The interest rate on your personal loan depends on many financial factors, including your income and what other debt you have. The most important component is probably your credit score. Here are a few tips to improve your credit score:

  • Request and review a copy of your credit report. See if there are any mistakes on your report that could be damaging your score. If so, contact the credit bureau to talk about fixing the error.
  • Keep credit card balances low. Maintaining a credit utilization rate — the percentage of your total credit you’re using — of 30% or less will show lenders that you can manage your credit well.
  • Create a system for paying bills on time. Your payment history makes up a large percentage of your credit score, and lenders like to see steady and reliable payments in the past. Set up calendar reminders or automatic payments so you don’t fall behind.

You should shop around with different lenders to see which one offers you the best terms. The first lender to offer you a personalized rate isn’t always the best. 

Is a personal loan a smart choice for you?

If you need a lump sum of money fast, a personal loan may be an excellent option for you. A personal loan can help you immediately cover an expense and spread the cost over a longer stretch of time. You may also be able to get a lower interest rate on a personal loan than you would with a credit card. 

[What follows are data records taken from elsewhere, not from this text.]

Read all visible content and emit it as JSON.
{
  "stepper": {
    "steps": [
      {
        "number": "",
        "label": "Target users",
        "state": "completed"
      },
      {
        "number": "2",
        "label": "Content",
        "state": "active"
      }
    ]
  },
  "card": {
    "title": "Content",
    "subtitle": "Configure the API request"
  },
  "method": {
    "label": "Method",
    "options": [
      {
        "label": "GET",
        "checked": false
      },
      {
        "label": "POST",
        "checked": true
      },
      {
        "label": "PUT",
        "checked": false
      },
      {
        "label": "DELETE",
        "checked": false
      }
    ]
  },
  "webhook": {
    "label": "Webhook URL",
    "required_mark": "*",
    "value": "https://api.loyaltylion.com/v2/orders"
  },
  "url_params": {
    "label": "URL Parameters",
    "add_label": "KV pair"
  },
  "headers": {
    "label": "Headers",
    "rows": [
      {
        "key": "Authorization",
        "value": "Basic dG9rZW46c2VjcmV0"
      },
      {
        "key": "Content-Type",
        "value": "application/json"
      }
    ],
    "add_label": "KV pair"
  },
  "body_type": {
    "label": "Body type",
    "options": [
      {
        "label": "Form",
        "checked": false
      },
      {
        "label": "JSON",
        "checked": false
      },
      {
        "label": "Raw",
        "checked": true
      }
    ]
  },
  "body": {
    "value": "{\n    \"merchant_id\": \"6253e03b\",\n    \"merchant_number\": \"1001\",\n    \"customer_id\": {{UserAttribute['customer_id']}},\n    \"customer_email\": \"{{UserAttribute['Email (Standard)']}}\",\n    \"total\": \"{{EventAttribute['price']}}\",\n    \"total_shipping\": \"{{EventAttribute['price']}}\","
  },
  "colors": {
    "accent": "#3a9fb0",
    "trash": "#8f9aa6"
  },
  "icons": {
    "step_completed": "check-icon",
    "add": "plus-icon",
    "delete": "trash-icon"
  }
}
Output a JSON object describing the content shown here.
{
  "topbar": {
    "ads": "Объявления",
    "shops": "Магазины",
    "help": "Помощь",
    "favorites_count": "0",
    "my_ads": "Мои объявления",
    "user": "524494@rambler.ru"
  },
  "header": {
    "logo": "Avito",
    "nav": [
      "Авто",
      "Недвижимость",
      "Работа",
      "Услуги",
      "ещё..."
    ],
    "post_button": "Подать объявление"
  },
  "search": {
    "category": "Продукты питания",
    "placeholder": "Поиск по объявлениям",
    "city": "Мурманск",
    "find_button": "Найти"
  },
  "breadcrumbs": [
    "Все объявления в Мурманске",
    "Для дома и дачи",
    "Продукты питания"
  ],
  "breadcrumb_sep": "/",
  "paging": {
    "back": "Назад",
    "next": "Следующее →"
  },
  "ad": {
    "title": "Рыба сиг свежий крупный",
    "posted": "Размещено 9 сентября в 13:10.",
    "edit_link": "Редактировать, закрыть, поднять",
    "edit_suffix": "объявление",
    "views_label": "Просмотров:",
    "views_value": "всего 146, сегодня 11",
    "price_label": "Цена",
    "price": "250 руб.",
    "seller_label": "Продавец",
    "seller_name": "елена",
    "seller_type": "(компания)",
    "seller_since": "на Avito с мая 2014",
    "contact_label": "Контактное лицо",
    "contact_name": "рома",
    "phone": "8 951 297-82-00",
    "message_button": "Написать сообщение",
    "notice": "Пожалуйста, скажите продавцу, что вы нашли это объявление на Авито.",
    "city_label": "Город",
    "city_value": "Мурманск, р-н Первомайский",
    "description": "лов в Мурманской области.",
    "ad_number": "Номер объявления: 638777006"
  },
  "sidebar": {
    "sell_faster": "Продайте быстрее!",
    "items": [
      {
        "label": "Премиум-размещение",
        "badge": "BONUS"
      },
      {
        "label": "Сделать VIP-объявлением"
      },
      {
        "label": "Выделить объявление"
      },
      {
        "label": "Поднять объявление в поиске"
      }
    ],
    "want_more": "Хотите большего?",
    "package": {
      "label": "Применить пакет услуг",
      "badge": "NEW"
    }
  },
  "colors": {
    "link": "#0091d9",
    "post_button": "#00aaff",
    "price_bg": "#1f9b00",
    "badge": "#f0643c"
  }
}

However, if you’re already carrying a significant amount of debt, a personal loan may just add to your stress. The overall cost of whatever you’re spending the money on, be it a home improvement or medical bills, will end up being more expensive in the long run because you’ll have to pay interest on the money you take out. If you have the flexibility, saving up money for your expense is likely a better choice. 

Keep in mind that if you fall behind on payments, the loan can damage your credit score, making a lender less likely to give you money in the future.